Nous voici dimanche, jour du seigneur. J’avais prévu de prendre le « Gondola », le téléphérique qui grimpe sur une montagne au dessus de la ville, ( sorte de Bastille locale pour les grenoblois ), avec, il parait, une vue à couper le souffle. Mais bon, vu le temps pas terrible, changement de programme. Je passe ma matinée à arpenter tous les « shopping malls » de la ville à la recherche d’un adaptateur ( eh oui les prises ici sont très bizarres ) et d’un appareil photo numérique, grâce auquel vous verrai ces belles images. Je termine la journée à l’autre plage de la ville, New Brighton, sur le North Shore. Belles vagues creuses avec peu de monde à l’eau, ça caille sévère en fin d’après-midi. Les surfers ont cagoule et chaussons, on dirait des pingouins. C’est toi le pingouin ! Désolé je pouvais pas la rater celle-là !

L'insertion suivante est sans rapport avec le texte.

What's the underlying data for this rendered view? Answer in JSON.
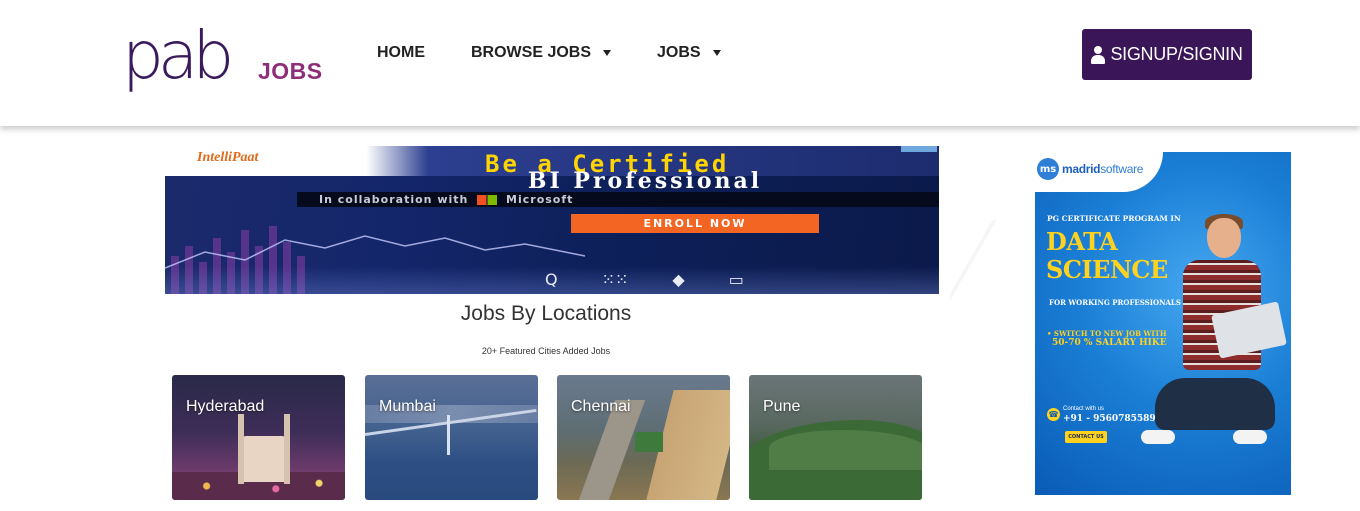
{
  "header": {
    "logo_mark": "pab",
    "logo_suffix": "JOBS",
    "nav": {
      "home": "HOME",
      "browse_jobs": "BROWSE JOBS",
      "jobs": "JOBS"
    },
    "signup_label": "SIGNUP/SIGNIN"
  },
  "ad_top": {
    "brand": "IntelliPaat",
    "line1": "Be a Certified",
    "line2": "BI Professional",
    "line3_prefix": "In collaboration with",
    "line3_brand": "Microsoft",
    "cta": "ENROLL NOW",
    "icons": [
      "Q",
      "⁙⁙",
      "◆",
      "▭"
    ]
  },
  "section": {
    "title": "Jobs By Locations",
    "subtitle": "20+ Featured Cities Added Jobs"
  },
  "cities": [
    {
      "name": "Hyderabad"
    },
    {
      "name": "Mumbai"
    },
    {
      "name": "Chennai"
    },
    {
      "name": "Pune"
    }
  ],
  "ad_side": {
    "brand_logo": "ms",
    "brand_bold": "madrid",
    "brand_light": "software",
    "cert": "PG CERTIFICATE PROGRAM IN",
    "title_line1": "DATA",
    "title_line2": "SCIENCE",
    "audience": "FOR WORKING PROFESSIONALS",
    "switch_line1": "• SWITCH TO NEW JOB WITH",
    "switch_line2": "50-70 % SALARY HIKE",
    "contact_label": "Contact with us",
    "phone": "+91 - 9560785589",
    "contact_button": "CONTACT US"
  },
  "colors": {
    "brand_purple": "#3a1557",
    "logo_magenta": "#8e2d78",
    "ad_yellow": "#ffd21f",
    "enroll_orange": "#f26522"
  }
}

Ca y est, cette fois il faut partir. Mon père me jette dans le train de 5 heures du mat à Besançon avec les dernières recommandations : « au fait t'as tes papiers ? _hein ? quels papiers ? faut des papiers pour aller en Nouvelle-Zélande ? » Bref, quelques heures plus tard me voilà dans l'avion, un boeing 777 de Singapore Airlines, en classe économique, c'est-à-dire avec les genoux qui rentrent dans le siège de devant. Le vol est plutôt passé vite, il faut dire qu'il y a de quoi s'occuper : films à la demande, TV, jeux vidéos,.. j'ai passé mes 12 heures 30 de vol à essayer de claquer un score à Super Mario, mais mon voisin chinois a eu un petit sourire quant il a vu que je ne dépassais pas les 3000 points alors que son compteur affichait 350000..Je me suis retrouvé à coté d'une nîmoise plutôt bavarde qui partait rejoindre son copain en Australie.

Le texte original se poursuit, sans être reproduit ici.